Organizations that are debtors (either with private lenders or publicly issued debt) may be required to prepare interim financial reports. Organizations may be required under certain contracts or grant agreements to provide interim financial reports. The basic objective of interim reporting is to provide frequent and timely assessments of enterprise performance.
However, interim reporting has inherent limitations. As the reporting period is shortened, the effects of errors in estimation and allocation are magnified. The proper allocation of annual operating expenses is a significant concern. Other annual operating expenses are often concentrated in one interim period, yet benefit the entire year's operations. Examples include advertising expenses and major repairs or maintenance of equipment. The effects of seasonal fluctuations and temporary market conditions further limit the reliability, comparability, and predictive value of interim reports. For example, many not-for-profit organizations experience an increase in contributions in December as donors rush to seek tax deductions prior to the close of the calendar year. Because of this reporting environment, the issue of independent auditor association with interim financial reports is subject to continuing controversy.

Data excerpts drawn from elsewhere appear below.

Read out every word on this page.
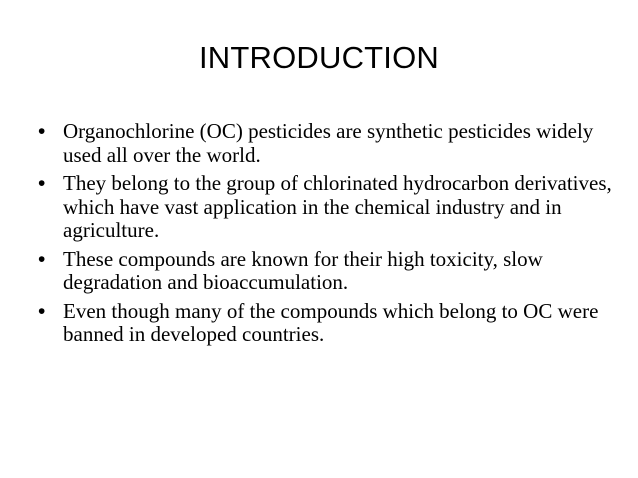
INTRODUCTION
• Organochlorine (OC) pesticides are synthetic pesticides widely used all over the world.
• They belong to the group of chlorinated hydrocarbon derivatives, which have vast application in the chemical industry and in agriculture.
• These compounds are known for their high toxicity, slow degradation and bioaccumulation.
• Even though many of the compounds which belong to OC were banned in developed countries.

Two distinct views of interim reporting have developed. Under the first view, the interim period is considered to be an integral part of the annual accounting period. Annual operating expenses are estimated and then allocated to the interim periods based on forecasted annual activity levels such as sales volume. The results of subsequent interim periods must be adjusted to reflect estimation errors. Under the second view, the interim period is considered to be a discrete accounting period. Thus, there are no estimations or allocations different from those used for annual reporting. The same expense recognition rules apply as under annual reporting, and no special interim accruals or deferrals are applied. Annual operating expenses are recognized in the interim period incurred, irrespective of the number of interim periods benefited.Proponents of the integral view argue that the unique expense recognition procedures are necessary to avoid misleading fluctuations in period-to-period results. Using the integral view results in interim earnings which are indicative of annual earnings and, thus, useful for predictive purposes. Proponents of the discrete view argue that the smoothing of interim results for purposes of forecasting annual earnings has undesirable effects. For example, a turning point during the year in an earnings trend may be obscured.